3 Steps to Leverage Google Drive in the Classroom

When I am asked what tools or applications I am most fond of in education technology, the first thing I will say is Google Docs (Now termed Google Drive). Google Docs have been one of the best additions to the educational technology landscape in the past ten years. A Google Doc is an intuitive application and aligns across the K-12 content areas and Common Core. It’s a tool that sheds a new light, most importantly, on the writing process, the revision and reflection process in writing, and with peer editing and collaboration. In a nutshell, Google Drive checks all of these pedagogical boxes.

Beyond the direct impact in the classroom, Google Drive enhances and simplifies classroom organization as well. In my classroom experience (9-12 English and Digital literacy), I have found Google Drive to be a good primer for introducing Web 2.0 tools as well as digital citizenship skills, collaboration skills, organizational skills, research, etc. But, when you consider what the suite of Google Drive applications can do, you start to imagine working completely in this single ecosystem. In the education community this is referred to as a learning management system, or LMS. An LMS is something schools will sometimes purchase as a way to simplify and organize their digital ecosystem. The one element I like about an LMS is that it limits confusion and simplifies content delivery and consumption. Conversely, an LMS limits options and encroaches upon teacher autonomy.

However, if your district is already using Google Apps for Education, in a sense, you already have an LMS at your disposal. GAFE offers many of the apps that are integrated into an LMS plus many third party applications integrate Google Drive. Apps such as Notability, Edmodo, and Subtext all feature seamless Google Drive integration. Setting up your initial digital workflow can happen three simple phases. Here’s how…

Phase 1

This is where most of the grunt work is done. When I would receive my class rosters the first thing I would do is create class groups in GMail. This would allow me to send out an email blast, or a Google Drive blast easily without having to type in all of my student’s names each time. Before the first day of class I would create a shared class folder. This folder would be set as view only and I would share it with each student. This folder is where I would distribute class materials, digital handouts, assignments, projects, etc.

Phase 2

During the first day of class I would begin the class by going over the digital workflow that we’d be using. This consisted of explaining what Google Drive is, what it can do, and the responsibility students had to check it. Once they had a basic understanding of how they would access classroom content, I would give them an assignment. Each student had to create a shared folder for “homework” or during class. They were to share that folder with me. This would serve as a submission folder for students. Basically, any time they had to submit work digitally, it was to be put in this folder. Students also used this folder for projects and other assignments that were doled out during the semester.

Phase 3

Once you set up your digital workflow, you can slowly integrate some other applications. Many teachers I’ve worked created a classroom calendar and website. The teacher maintained the calendar and several pages on the website. Additionally, teachers would either have students create their own Google Site and link out to them from the classroom site, or they would give students a page on the primary classroom site with page-level permissions. This way, students could only edit their page and not others.

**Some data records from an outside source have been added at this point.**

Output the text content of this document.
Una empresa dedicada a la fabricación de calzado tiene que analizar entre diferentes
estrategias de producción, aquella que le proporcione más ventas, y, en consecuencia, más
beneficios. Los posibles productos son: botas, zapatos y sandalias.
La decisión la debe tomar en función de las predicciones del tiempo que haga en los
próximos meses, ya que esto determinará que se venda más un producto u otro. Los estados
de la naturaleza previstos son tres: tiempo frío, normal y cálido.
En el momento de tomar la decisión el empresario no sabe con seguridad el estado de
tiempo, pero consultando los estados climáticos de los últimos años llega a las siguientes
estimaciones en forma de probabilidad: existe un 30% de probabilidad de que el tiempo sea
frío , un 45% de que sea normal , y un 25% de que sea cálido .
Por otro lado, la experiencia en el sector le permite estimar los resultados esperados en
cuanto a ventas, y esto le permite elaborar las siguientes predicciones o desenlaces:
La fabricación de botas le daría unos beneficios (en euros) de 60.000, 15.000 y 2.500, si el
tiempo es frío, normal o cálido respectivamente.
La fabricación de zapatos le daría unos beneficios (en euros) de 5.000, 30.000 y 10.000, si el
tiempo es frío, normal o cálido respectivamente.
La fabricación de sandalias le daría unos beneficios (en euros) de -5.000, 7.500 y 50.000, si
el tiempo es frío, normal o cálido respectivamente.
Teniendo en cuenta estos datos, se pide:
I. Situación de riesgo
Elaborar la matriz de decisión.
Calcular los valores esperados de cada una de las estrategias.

And that’s it. Where you go from here is entirely up to you. These three phases are relatively simple to set up and integrate the first week of school. Plus, it puts the onus on the students to check in with class assignments, projects, etc. and provides transparency for parents or guardians to check in with classroom activity. Also, students learn how to leverage the cloud in an educational setting. These skill sets are essential at the next level and beyond.

The key component in creating a digital workflow is keep it simple. The idea that in order to engage students you need to shower them with apps and technology is a misnomer. Plus, adding too many digital avenues to a student’s plate creates more confusion than productivity.